La ligne du Tokaido actuelle, à l’écartement de 1,067 m, est la plus importante du Japon : non seulement elle traverse les trois plus grandes villes du pays, Tokyo, Nagoya et Osaka, mais environ 40 % de la population japonaise et 70 % du potentiel industriel sont situés à l’intérieur de la région desservie. Cette ligne à double voie est complètement saturée : 120 trains de voyageurs et 75 convois de marchandises circulent quotidiennement sur la plupart de ses sections : c’est un maximum.

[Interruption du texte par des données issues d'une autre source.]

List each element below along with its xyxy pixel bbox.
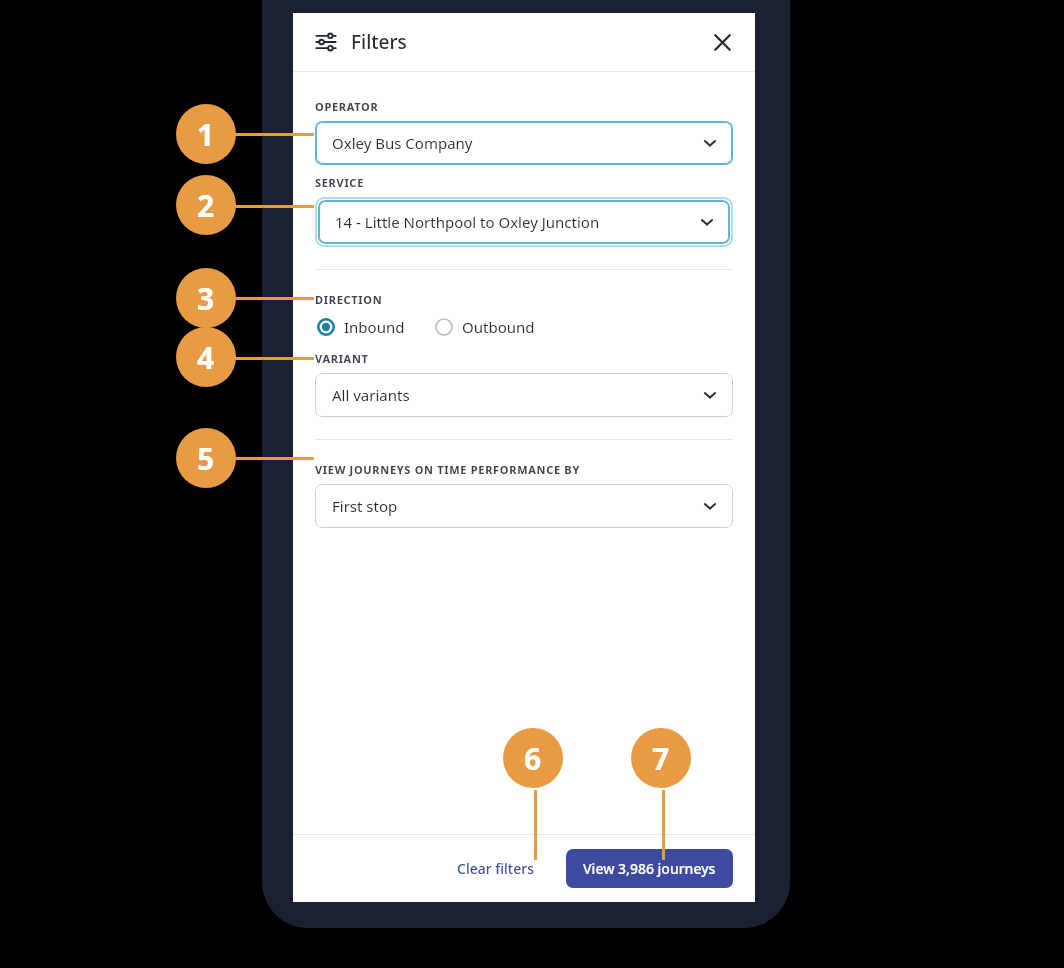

Pour contribuer à l’expansion économique de la nation, un chemin de fer entièrement nouveau et à écartement normal (1,435 m) assurera une liaison à grande vitesse sur les 515 km qui séparent Tokyo d’Osaka. Les plus récentes applications de la technique ont été utilisées pour la réalisation de cette ligne qui, grâce aux efforts des Japanese National Railways (J.N.R.), sera inaugurée bientôt.

 L’institut des Recherches des J.N.R.

Installé à Kuniitachi, près de Tokyo, l’Institut de Recherches est un ensemble ultra-moderne comprenant 35 laboratoires et une équipe d’environ 700 techniciens et experts. Ce sont les ingénieurs de cet institut qui, les premiers, envisagèrent la possibilité de faire rouler des trains réguliers à plus de 200 km/h. C’est là aussi qu’on étudia la structure de la voie, l’esthétique du matériel roulant, l’appareillage de contrôle des trains et le système de caténaire capable de répondre aux exigences d’un service ultrarapide.

 La ligne expérimentale.

Une ligne expérimentale de 37 km, située à l’est de Kamonomiya, près d’Odawara, a permis d’éprouver la résistance du terrain et de vérifier le comportement de l’équipement et du matériel. Comme quartier-général pour les essais et l’entraînement du personnel, un dépôt spécial fut établi à Kamonomiya, avec des installations permettant l’entretien des rames et des voles.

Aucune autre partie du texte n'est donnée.